Tidak lama, dikabarkan bahwa kapal merapat di pelabuhan Tanjung Priok. Kontainer berisi pesanan sudah tiba. Setelah menyelesaikan urusan dokumen dan persoalan memusingkan mengenai tisu paling mahal yang harus ditebus, maka status petikemas klir, masuk ke dalam jalur hijau, bukan merah karena bermasalah.
Selengkapnya dapat dibaca pada:Â Harley Davidson di Garuda dan Tisu Termahal yang Harus Ditebus
Selebihnya, perihal pengeluaran barang, pembayaran cukai, sampai ke gudang akhir sudah diurus oleh perusahaan Freight Forwarder berpengalaman. Cukup menyediakan dana saja, tidak perlu turun langsung ke lapangan. Semua sudah ditangani dengan apik oleh pihak berpengalaman.
Namun euforia pengalaman pertama dan rasa penasaran mendorong keinginan untuk terjun langsung, paling tidak menyaksikan proses. Selanjutnya, saya turun dari mobil dan berjalan menuju lapangan penumpukan.
Pada lahan yang sangat luas terdapat ratusan kontainer tersusun rapi dengan latar belakang kapal tanker sedang bersandar. Kontainer-kontainer tersebut dipindahkan dari kapal pengangkut ke lapangan penumpukan dengan crane raksasa.
Terlihat kontainer berlabel nama perusahaan pelayaran yang berisi mobil pesanan sedang dipindahkan dari lapangan penumpukan ke punggung truk pengangkut.
Kegiatan yang menggetarkan hati. Menyenangkan sekaligus membuat saya bangga melihat perkembangan positif terhadap pesanan perdana.

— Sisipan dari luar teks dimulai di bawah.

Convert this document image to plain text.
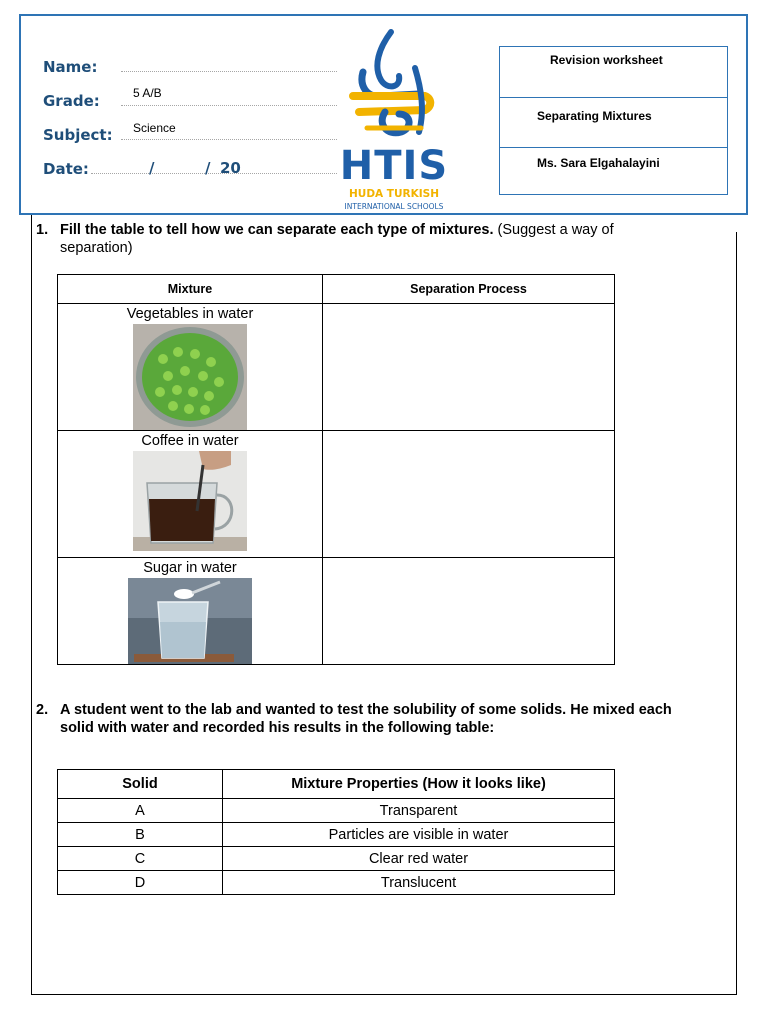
Name:
Grade:	5 A/B
Subject: Science
Date:	/	/ 20 HTIS
HUDA TURKISH
INTERNATIONAL SCHOOLS
Revision worksheet
Separating Mixtures
Ms. Sara Elgahalayini
1. Fill the table to tell how we can separate each type of mixtures. (Suggest a way of
separation)
Mixture	Separation Process

Vegetables in water	

Coffee in water	

Sugar in water	

2. A student went to the lab and wanted to test the solubility of some solids. He mixed each
solid with water and recorded his results in the following table:
Solid	Mixture Properties (How it looks like)
A	Transparent
B	Particles are visible in water
C	Clear red water
D	Translucent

Saya tidak menyadari kehadiran beberapa orang berbadan kekar, sampai salah satunya menyapa, "lagi lihat barang, bos?"
Saya menoleh lalu mengangguk.
"Barangnya mau aman atau enggak?" Nada datar disampaikan dengan pelan, namun penuh ancaman.

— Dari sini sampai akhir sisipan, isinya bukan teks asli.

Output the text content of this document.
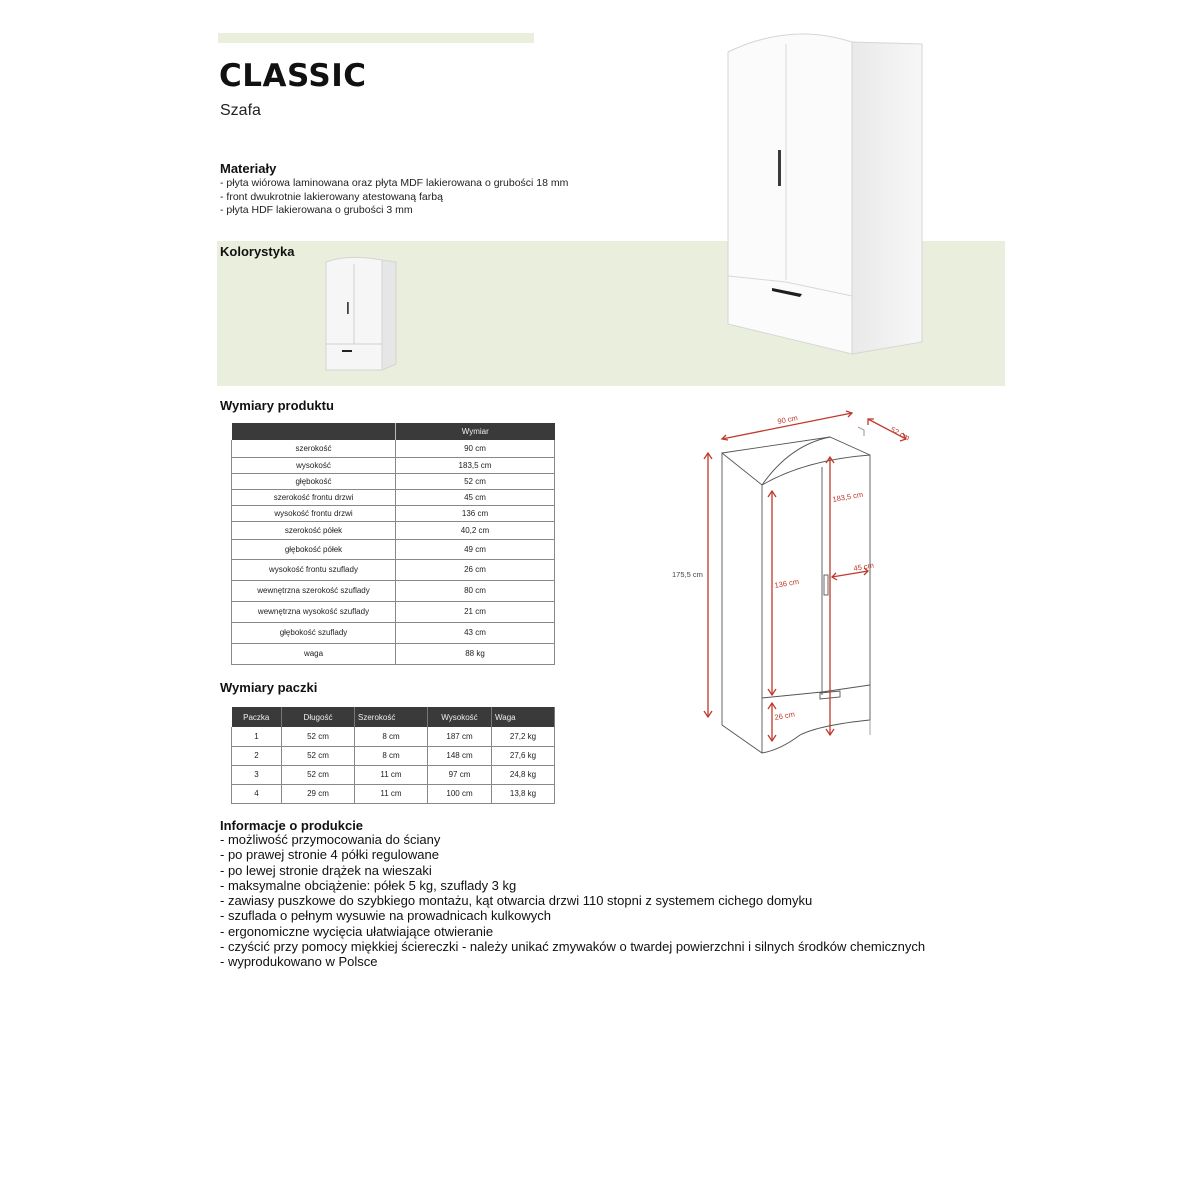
CLASSIC
Szafa
Materiały
- płyta wiórowa laminowana oraz płyta MDF lakierowana o grubości 18 mm
- front dwukrotnie lakierowany atestowaną farbą
- płyta HDF lakierowana o grubości 3 mm
Kolorystyka
Wymiary produktu
	Wymiar
szerokość	90 cm
wysokość	183,5 cm
głębokość	52 cm
szerokość frontu drzwi	45 cm
wysokość frontu drzwi	136 cm
szerokość półek	40,2 cm
głębokość półek	49 cm
wysokość frontu szuflady	26 cm
wewnętrzna szerokość szuflady	80 cm
wewnętrzna wysokość szuflady	21 cm
głębokość szuflady	43 cm
waga	88 kg
Wymiary paczki
Paczka	Długość	Szerokość	Wysokość	Waga
1	52 cm	8 cm	187 cm	27,2 kg
2	52 cm	8 cm	148 cm	27,6 kg
3	52 cm	11 cm	97 cm	24,8 kg
4	29 cm	11 cm	100 cm	13,8 kg
90 cm
52 cm
183,5 cm
175,5 cm
136 cm
45 cm
26 cm
Informacje o produkcie
- możliwość przymocowania do ściany
- po prawej stronie 4 półki regulowane
- po lewej stronie drążek na wieszaki
- maksymalne obciążenie: półek 5 kg, szuflady 3 kg
- zawiasy puszkowe do szybkiego montażu, kąt otwarcia drzwi 110 stopni z systemem cichego domyku
- szuflada o pełnym wysuwie na prowadnicach kulkowych
- ergonomiczne wycięcia ułatwiające otwieranie
- czyścić przy pomocy miękkiej ściereczki - należy unikać zmywaków o twardej powierzchni i silnych środków chemicznych
- wyprodukowano w Polsce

Jon Towel! Preman yang tersohor di kawasan Pelabuhan Tanjung Priok. Jon Towel, bukan merujuk kepada nama seseorang, tapi julukan diberikan orang yang meminta sejumlah uang pungli dengan gertakan maupun ancaman.

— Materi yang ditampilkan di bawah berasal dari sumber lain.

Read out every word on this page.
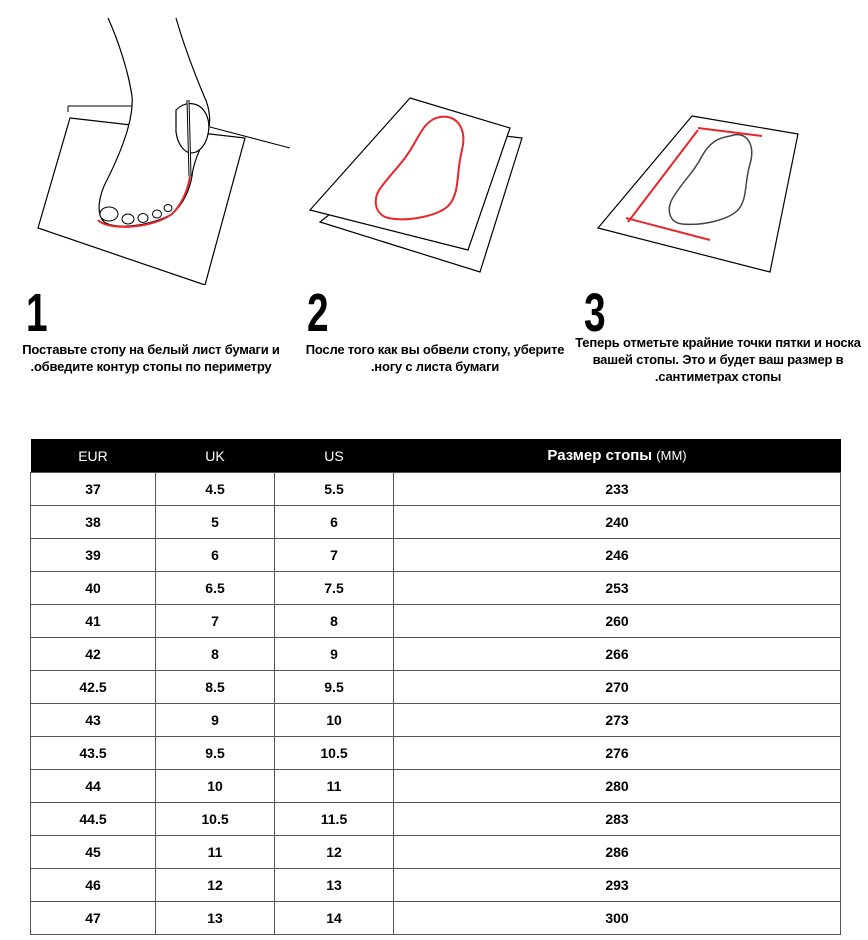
1
Поставьте стопу на белый лист бумаги и .обведите контур стопы по периметру
2
После того как вы обвели стопу, уберите .ногу с листа бумаги
3
Теперь отметьте крайние точки пятки и носка вашей стопы. Это и будет ваш размер в .сантиметрах стопы
EUR	UK	US	Размер стопы (MM)
37	4.5	5.5	233
38	5	6	240
39	6	7	246
40	6.5	7.5	253
41	7	8	260
42	8	9	266
42.5	8.5	9.5	270
43	9	10	273
43.5	9.5	10.5	276
44	10	11	280
44.5	10.5	11.5	283
45	11	12	286
46	12	13	293
47	13	14	300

Sejenak pikiran terbang mengikuti jiwa saya yang beku menghadapi ancaman. Saya demikian gelagapan menangkap gelagat pemerasan itu. Saya sendirian dibanding empat "Jon Towel" itu. Hendak melaporkan secara hukum, saya tidak berdaya. Pun tidak tampak aparat di sekitar.
Sebuah seruan yang cukup keras menyadarkan saya, "Pak Budi, ngapain di sini?"
Saya berikut empat preman menoleh, tercengang. Saya menjabat tangannya dengan senang.
Seorang berseragam dengan logo Pelindo menghampiri, "sedang ngapain? Ada barang yang lagi diurus?"
Saya masih mengingat namanya, Pak H. Ia adalah senior di perusahaan pengelola jasa kepelabuhanan. Pak H adalah kepala keamanan pada BUMN itu.
Selanjutnya percakapan berlangsung akrab. Diam-diam empat preman menyingkir entah ke mana.
Perbincangan di antara sesama penggemar mobil Volkswagen memang luar biasa akrabnya. Apalagi Pak H dan saya merawat mobil VW Combi di bengkel yang sama.
Apakah itu suatu kebetulan atau bukan, yang penting saya lega sudah terbebas dari ancaman pemerasan atau pungli oleh preman Priok.
Jadi, keberadaan preman Priok di pelabuhan Tanjung Priok memang sudah ada sejak dulu, menurut pengalaman dalam berkegiatan di terminal petikemas pada saat itu.